Including them in your diet will greatly benefit the body by promoting more efficient absorption of nutrients like iron (1).

Today the lemon is used in many aromatherapy treatments to refresh and rejuvenate the skin. It is believed in some parts of Asia to have refreshing effects on the skin and is often used in facial masks.

Applying the juice to facial blemishes is also a popular form of treating acne (4). It is even used to lighten the skin when applied topically because the acid it contains inhibits melanin production.

Whether or not lemon juice is really effective as far as lightening the skin, however, is a subject of debate.

On a different note, lemon juice applied to the hair is a natural hair high-lighter.

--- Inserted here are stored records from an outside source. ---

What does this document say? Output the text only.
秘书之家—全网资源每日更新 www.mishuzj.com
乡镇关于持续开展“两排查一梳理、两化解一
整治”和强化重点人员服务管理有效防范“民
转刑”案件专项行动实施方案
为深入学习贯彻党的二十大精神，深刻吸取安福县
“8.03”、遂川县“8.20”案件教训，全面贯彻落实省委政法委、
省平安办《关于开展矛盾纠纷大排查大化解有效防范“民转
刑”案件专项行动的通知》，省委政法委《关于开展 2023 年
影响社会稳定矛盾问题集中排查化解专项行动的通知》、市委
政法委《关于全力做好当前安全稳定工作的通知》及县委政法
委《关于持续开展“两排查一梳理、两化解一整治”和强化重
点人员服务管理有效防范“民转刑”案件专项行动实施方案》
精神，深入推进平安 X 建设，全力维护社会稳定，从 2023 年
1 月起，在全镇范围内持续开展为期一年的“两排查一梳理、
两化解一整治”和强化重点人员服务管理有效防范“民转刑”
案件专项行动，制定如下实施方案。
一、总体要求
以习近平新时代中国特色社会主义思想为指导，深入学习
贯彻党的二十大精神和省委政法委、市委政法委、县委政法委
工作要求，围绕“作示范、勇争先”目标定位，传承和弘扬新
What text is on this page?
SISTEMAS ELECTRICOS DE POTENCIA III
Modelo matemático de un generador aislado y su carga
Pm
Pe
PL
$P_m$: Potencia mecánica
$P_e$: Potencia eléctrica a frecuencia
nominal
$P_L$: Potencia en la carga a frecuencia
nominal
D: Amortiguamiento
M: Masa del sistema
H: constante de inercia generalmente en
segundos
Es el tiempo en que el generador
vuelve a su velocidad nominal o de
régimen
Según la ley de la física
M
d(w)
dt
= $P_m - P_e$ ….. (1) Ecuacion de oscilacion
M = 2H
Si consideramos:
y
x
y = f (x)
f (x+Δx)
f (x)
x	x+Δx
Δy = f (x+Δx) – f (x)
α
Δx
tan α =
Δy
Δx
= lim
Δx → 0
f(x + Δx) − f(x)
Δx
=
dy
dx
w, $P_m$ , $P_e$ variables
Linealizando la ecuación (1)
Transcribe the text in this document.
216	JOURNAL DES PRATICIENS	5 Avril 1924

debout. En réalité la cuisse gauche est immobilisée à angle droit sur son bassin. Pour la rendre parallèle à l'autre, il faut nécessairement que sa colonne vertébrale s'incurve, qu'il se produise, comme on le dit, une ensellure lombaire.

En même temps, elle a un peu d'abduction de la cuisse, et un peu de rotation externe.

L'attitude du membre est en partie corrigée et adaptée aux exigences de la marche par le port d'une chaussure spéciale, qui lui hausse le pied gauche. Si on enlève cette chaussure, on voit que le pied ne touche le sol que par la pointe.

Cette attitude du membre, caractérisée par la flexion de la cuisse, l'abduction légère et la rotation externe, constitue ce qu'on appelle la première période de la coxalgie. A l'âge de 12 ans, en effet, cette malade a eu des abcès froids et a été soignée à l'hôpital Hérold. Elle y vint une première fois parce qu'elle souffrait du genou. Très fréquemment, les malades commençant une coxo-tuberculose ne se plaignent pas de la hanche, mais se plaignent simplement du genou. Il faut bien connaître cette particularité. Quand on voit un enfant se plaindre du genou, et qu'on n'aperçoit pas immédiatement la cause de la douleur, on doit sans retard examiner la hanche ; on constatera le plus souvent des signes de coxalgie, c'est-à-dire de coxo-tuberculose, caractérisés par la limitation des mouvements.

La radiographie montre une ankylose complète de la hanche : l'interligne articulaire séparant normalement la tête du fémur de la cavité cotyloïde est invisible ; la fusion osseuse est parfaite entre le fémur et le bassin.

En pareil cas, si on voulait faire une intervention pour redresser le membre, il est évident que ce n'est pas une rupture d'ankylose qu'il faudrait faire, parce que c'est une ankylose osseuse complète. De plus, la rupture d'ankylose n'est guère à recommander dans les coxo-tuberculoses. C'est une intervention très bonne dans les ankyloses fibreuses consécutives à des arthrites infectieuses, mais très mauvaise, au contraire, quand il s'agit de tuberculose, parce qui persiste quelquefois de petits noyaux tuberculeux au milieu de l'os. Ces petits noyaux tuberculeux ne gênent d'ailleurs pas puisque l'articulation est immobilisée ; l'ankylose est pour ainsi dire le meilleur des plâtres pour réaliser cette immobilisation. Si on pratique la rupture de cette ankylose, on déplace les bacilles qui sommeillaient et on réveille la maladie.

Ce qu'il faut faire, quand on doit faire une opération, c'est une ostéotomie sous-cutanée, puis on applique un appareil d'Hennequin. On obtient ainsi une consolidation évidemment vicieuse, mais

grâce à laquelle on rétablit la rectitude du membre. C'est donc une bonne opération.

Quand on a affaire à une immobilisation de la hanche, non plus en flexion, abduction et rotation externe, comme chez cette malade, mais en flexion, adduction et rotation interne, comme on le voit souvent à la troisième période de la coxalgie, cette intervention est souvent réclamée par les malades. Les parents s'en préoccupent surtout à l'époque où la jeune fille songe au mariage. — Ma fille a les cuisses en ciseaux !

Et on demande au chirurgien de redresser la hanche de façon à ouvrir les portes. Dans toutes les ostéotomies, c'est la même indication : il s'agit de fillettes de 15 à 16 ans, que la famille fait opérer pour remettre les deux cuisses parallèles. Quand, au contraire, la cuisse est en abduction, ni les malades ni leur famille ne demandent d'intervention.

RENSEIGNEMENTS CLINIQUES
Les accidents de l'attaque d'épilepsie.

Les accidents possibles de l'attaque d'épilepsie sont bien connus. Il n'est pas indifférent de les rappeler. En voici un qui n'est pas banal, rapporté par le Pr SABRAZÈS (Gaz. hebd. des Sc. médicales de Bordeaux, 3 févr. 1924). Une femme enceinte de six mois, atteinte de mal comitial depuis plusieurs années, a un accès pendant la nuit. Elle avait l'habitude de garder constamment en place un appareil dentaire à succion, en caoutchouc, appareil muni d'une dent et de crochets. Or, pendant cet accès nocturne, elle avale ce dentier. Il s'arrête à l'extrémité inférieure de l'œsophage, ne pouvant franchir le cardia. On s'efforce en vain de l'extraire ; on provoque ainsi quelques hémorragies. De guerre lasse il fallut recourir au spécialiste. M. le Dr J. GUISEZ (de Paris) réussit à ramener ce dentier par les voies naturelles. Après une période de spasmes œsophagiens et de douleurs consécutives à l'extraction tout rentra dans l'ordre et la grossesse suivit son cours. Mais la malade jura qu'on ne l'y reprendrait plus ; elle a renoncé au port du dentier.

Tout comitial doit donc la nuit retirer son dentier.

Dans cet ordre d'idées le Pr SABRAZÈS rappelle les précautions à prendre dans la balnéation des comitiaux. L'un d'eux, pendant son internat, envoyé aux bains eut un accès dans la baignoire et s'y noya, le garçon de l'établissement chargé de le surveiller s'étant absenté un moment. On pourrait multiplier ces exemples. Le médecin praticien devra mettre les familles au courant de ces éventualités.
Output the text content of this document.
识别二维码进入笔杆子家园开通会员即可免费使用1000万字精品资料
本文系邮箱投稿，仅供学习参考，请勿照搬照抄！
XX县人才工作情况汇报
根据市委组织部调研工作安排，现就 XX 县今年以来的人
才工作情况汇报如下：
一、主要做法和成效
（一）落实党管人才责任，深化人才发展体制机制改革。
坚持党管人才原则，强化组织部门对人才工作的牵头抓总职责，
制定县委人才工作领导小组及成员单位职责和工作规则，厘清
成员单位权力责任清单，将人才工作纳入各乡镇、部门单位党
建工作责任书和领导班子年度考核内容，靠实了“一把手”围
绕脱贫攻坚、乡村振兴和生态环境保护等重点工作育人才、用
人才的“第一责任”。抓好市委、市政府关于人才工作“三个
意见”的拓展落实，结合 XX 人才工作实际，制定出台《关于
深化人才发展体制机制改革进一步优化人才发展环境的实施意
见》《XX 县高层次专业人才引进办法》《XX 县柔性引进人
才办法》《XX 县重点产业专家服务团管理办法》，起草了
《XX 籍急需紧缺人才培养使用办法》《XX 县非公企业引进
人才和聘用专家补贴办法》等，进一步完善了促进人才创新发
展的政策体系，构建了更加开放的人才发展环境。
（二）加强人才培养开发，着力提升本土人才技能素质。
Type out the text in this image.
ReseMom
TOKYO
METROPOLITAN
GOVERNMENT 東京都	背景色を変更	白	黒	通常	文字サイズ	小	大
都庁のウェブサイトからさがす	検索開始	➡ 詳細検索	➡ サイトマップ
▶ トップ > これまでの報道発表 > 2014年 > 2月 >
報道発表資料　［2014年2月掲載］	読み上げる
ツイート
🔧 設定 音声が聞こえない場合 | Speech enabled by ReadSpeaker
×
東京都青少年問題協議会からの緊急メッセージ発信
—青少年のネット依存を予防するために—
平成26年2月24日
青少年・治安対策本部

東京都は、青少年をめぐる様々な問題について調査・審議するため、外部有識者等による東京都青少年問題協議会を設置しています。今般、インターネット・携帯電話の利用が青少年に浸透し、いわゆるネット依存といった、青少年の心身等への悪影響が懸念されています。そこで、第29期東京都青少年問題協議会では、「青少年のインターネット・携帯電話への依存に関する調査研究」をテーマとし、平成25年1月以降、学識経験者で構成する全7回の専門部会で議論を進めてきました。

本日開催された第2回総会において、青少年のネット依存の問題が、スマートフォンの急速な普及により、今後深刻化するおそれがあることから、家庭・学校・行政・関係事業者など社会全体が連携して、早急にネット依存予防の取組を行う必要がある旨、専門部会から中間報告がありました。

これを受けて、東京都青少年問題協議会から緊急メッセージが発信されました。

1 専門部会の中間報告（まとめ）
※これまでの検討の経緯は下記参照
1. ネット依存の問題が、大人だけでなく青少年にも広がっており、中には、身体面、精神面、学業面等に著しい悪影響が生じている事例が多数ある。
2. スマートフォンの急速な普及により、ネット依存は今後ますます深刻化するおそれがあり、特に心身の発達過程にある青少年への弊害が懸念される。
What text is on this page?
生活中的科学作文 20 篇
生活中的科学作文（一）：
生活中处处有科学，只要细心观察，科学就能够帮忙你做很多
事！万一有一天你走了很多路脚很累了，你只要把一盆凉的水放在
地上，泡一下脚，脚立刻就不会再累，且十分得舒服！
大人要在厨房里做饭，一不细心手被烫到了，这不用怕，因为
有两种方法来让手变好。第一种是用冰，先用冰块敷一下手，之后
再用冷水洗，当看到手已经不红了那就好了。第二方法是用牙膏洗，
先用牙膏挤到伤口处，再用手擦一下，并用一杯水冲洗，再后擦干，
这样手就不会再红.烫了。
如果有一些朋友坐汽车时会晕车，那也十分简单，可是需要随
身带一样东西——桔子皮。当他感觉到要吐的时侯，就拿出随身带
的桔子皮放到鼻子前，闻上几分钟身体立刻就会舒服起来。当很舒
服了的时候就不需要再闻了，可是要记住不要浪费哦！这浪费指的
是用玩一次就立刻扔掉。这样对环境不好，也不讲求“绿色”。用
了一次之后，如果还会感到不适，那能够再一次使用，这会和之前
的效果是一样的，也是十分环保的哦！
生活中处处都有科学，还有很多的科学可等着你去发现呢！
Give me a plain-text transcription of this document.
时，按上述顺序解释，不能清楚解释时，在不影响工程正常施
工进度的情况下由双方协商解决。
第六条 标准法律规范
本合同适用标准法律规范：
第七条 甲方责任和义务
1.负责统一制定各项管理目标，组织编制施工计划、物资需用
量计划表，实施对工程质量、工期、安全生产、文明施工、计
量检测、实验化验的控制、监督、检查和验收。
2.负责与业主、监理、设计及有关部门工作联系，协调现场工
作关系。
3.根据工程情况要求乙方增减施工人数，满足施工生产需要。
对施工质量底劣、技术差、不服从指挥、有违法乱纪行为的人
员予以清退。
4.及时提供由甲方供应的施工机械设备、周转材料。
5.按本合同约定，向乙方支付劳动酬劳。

Finally, the D-limonene in lemon oil is used as a non-toxic insecticide for various crops (5).


  1. Chiplonkar SA, Tarwadi KV, Kavedia RB, Mengale SS, Paknikar KM, Agte VV. (1999) Fortification of vegetarian diets for increasing bioavailable iron density using green leafy vegetables. Food Research International, 32(3):169-174.
  2. FactsAboutFruit.com. (2007) Lemon. Retrieved on October 23, 2007 from             http://www.factsaboutfruit.com/Lemon.html
  3. Sun J, Chu YF, Wu X, Liu RH. (2002) Antioxidant and antiproliferative activities of common fruits. Journal of Agricultural and Food Chemistry, 50(25): 7449-7454.